Good question! I would like to know if anyone here candles them?
 
Nope, I don't candle any of the eggs I sell or give to family members. I've sold and given away 100's of dozens of eggs with no complaints at all.

Most folks realize that they are farm fresh eggs.
More nutritious than commercial eggs hands down.

bigzio
 
We don't candle ours. We sell up to 18 dozen a week in the summer. I've had one customer mention a blood spot, but he wasn't freaked out or anything. I offered to replace the egg, but he said that he'd already eaten it.

I would offer to replace any blood-spot eggs for free, but don't do it until after someone complains.

bigzio's right--I think most customers realize that this is a less-processed product.
 
You should've seen these eggs I got from the grocery store one time, they were cage free blah, blah, blah eggs and they had the biggest spots I've ever seen in them and not just one more like 6 - 8 spots. Every single egg had spots, it is like I got the candled rejects!

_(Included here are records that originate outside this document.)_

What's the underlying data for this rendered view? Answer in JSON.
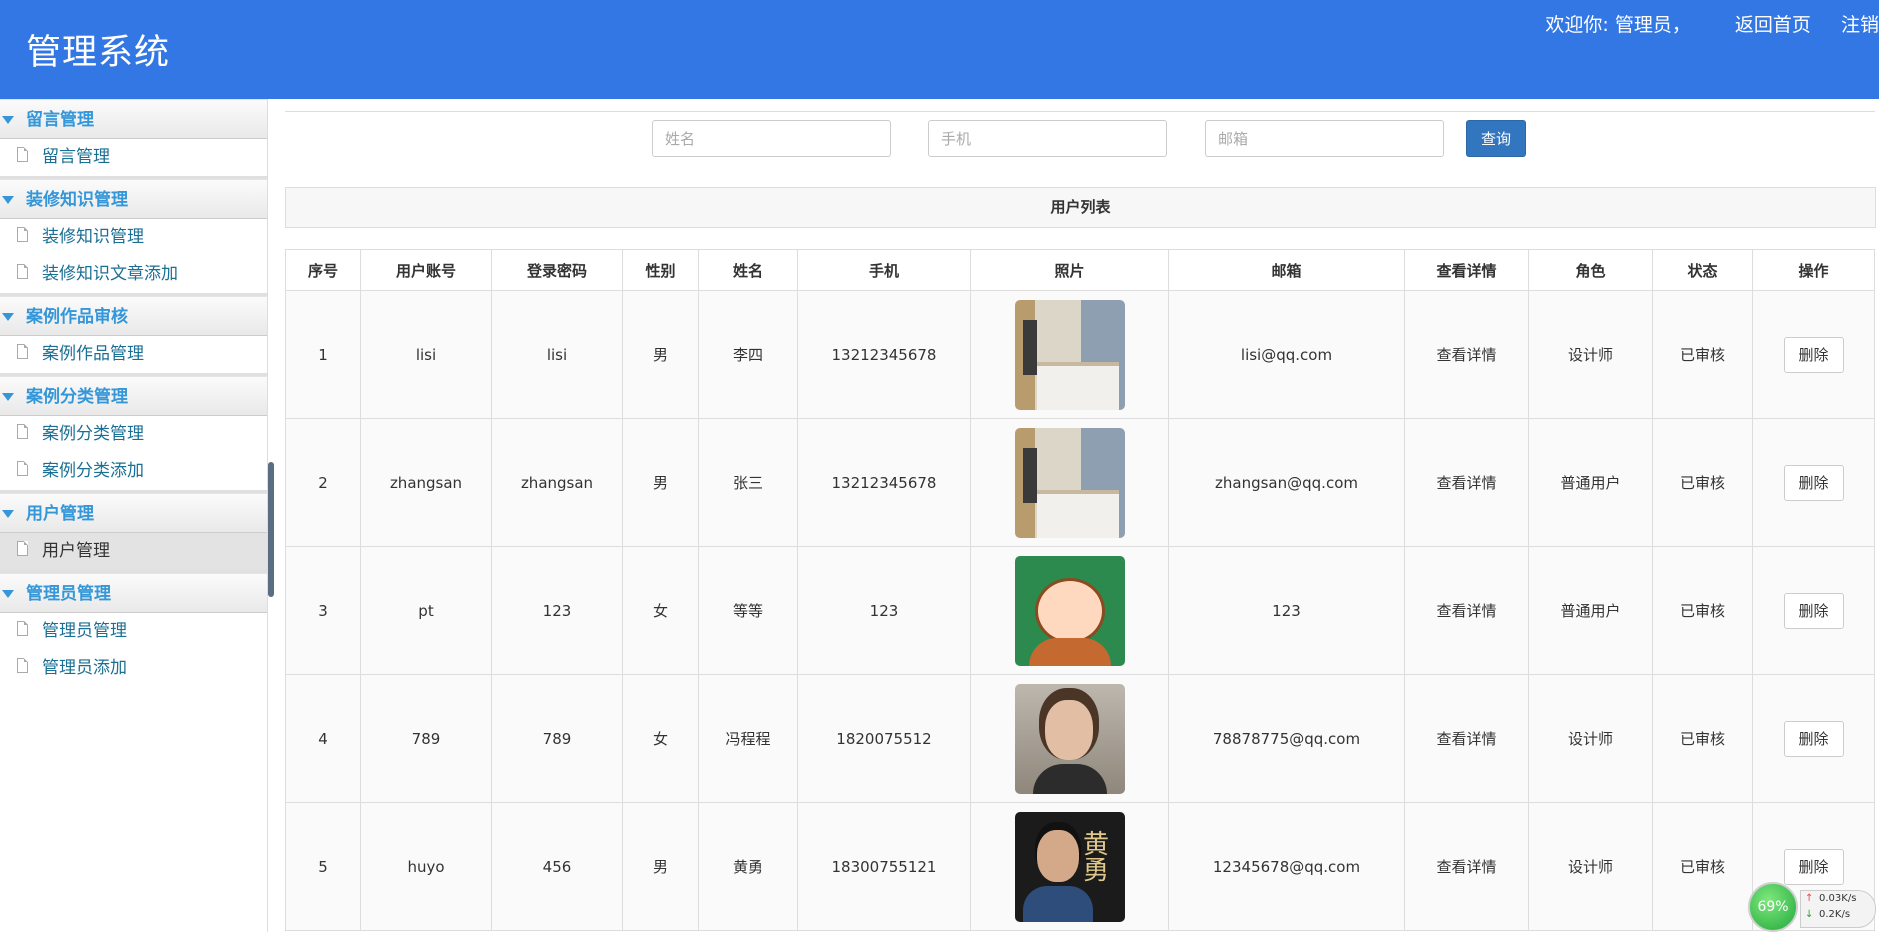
{
  "header": {
    "title": "管理系统",
    "welcome": "欢迎你: 管理员，",
    "home_link": "返回首页",
    "logout_link": "注销"
  },
  "sidebar": {
    "groups": [
      {
        "title": "留言管理",
        "items": [
          "留言管理"
        ]
      },
      {
        "title": "装修知识管理",
        "items": [
          "装修知识管理",
          "装修知识文章添加"
        ]
      },
      {
        "title": "案例作品审核",
        "items": [
          "案例作品管理"
        ]
      },
      {
        "title": "案例分类管理",
        "items": [
          "案例分类管理",
          "案例分类添加"
        ]
      },
      {
        "title": "用户管理",
        "items": [
          "用户管理"
        ]
      },
      {
        "title": "管理员管理",
        "items": [
          "管理员管理",
          "管理员添加"
        ]
      }
    ],
    "active_item": "用户管理"
  },
  "search": {
    "name_placeholder": "姓名",
    "phone_placeholder": "手机",
    "email_placeholder": "邮箱",
    "button_label": "查询"
  },
  "list_title": "用户列表",
  "table": {
    "columns": [
      "序号",
      "用户账号",
      "登录密码",
      "性别",
      "姓名",
      "手机",
      "照片",
      "邮箱",
      "查看详情",
      "角色",
      "状态",
      "操作"
    ],
    "rows": [
      {
        "no": "1",
        "account": "lisi",
        "password": "lisi",
        "gender": "男",
        "name": "李四",
        "phone": "13212345678",
        "photo": "room-photo",
        "email": "lisi@qq.com",
        "detail": "查看详情",
        "role": "设计师",
        "status": "已审核",
        "action": "删除"
      },
      {
        "no": "2",
        "account": "zhangsan",
        "password": "zhangsan",
        "gender": "男",
        "name": "张三",
        "phone": "13212345678",
        "photo": "room-photo",
        "email": "zhangsan@qq.com",
        "detail": "查看详情",
        "role": "普通用户",
        "status": "已审核",
        "action": "删除"
      },
      {
        "no": "3",
        "account": "pt",
        "password": "123",
        "gender": "女",
        "name": "等等",
        "phone": "123",
        "photo": "cartoon-girl-photo",
        "email": "123",
        "detail": "查看详情",
        "role": "普通用户",
        "status": "已审核",
        "action": "删除"
      },
      {
        "no": "4",
        "account": "789",
        "password": "789",
        "gender": "女",
        "name": "冯程程",
        "phone": "1820075512",
        "photo": "woman-portrait-photo",
        "email": "78878775@qq.com",
        "detail": "查看详情",
        "role": "设计师",
        "status": "已审核",
        "action": "删除"
      },
      {
        "no": "5",
        "account": "huyo",
        "password": "456",
        "gender": "男",
        "name": "黄勇",
        "phone": "18300755121",
        "photo": "man-portrait-photo",
        "email": "12345678@qq.com",
        "detail": "查看详情",
        "role": "设计师",
        "status": "已审核",
        "action": "删除"
      }
    ]
  },
  "net_widget": {
    "percent": "69%",
    "upload": "0.03K/s",
    "download": "0.2K/s"
  },
  "colors": {
    "header_bg": "#3377e4",
    "accent": "#3597d8",
    "button_primary": "#3376c0"
  }
}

The next time I bought them, they were fine not one spot.

On any egg, I just take the spots out along with that white thing (I don't remember what it is called) and the rest of the egg is fine. I'm happy we don't have to buy eggs anymore.
 
I eat the blood spots without being grossed out, but I was surprised to find that well over half of my eggs have blood spots and was wondering how that would affect egg sales.

Thanks for everyone's input. We are getting a bunch of chicks in a few weeks and I hope to have eggs to sell this fall.
 
Hmm, I wonder why you have so many blood spots. I don't know what's normal, but I've only found 2 blood spot eggs in all the dozens I've cooked with.
 
I recommend that they crack each egg in a separate dish first,
Yeppers!^^^

I don't candle eating eggs....but have few customers.
Have explained about meat and blood spots.
Ask them if they find something that alarms them put it shell all in a container for me to see. Had 3 rather bloody eggs, but it stopped before I could ID the culprit.